Born in Cleveland, Ohio, Smith studied at the Cleveland Institute of Music, graduating with a B.M. degree in 1950, and obtaining an M.M. in 1952. There, his instructors included Marcel Dick, Ward Lewis, Dorothy Price, and Robert U. Nelson. In 1953 Smith's opera Blood Wedding premiered in Cleveland.
He moved to New York in 1958 and taught at C. W. Post College on Long Island, New York until 1970. He later taught at the University of Connecticut from 1970 until 1984, when he earned emeritus status.
His awards include the first composition prize of BMI Student Composer Awards sponsored by Broadcast Music, Inc., the Cleveland Arts Prize, and membership in the American Academy of Arts and Letters.
He received an honorary doctorate from the Cleveland Institute of Music in 1988.

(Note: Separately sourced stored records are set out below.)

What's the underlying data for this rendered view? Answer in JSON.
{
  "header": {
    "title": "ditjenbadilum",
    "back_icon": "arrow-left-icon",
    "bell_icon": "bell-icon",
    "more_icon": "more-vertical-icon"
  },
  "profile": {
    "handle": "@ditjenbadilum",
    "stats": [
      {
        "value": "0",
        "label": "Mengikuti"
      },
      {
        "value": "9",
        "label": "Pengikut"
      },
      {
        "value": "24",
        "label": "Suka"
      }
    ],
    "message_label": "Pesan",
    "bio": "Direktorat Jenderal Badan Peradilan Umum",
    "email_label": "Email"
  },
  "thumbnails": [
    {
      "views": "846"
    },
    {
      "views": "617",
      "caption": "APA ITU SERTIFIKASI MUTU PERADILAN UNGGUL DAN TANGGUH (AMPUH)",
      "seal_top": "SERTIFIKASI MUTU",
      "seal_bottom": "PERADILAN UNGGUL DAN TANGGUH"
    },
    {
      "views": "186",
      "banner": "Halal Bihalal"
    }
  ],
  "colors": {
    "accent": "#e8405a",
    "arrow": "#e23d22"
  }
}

Smith died on November 24, 2009, from the complications of a stroke, in Freeport, Long Island, New York, at the age of 84.

Selected works

"Hale Smith Day" was declared for February 21, 2010 by the Honorable Andrew Hardwick, Mayor of the village of Freeport, at a concert given in Smith's honor at the South Nassau Unitarian Universalist Congregation. The congregation, located in Freeport, has a Hale Smith Day concert each February in conjunction with the Long Island Composers Alliance.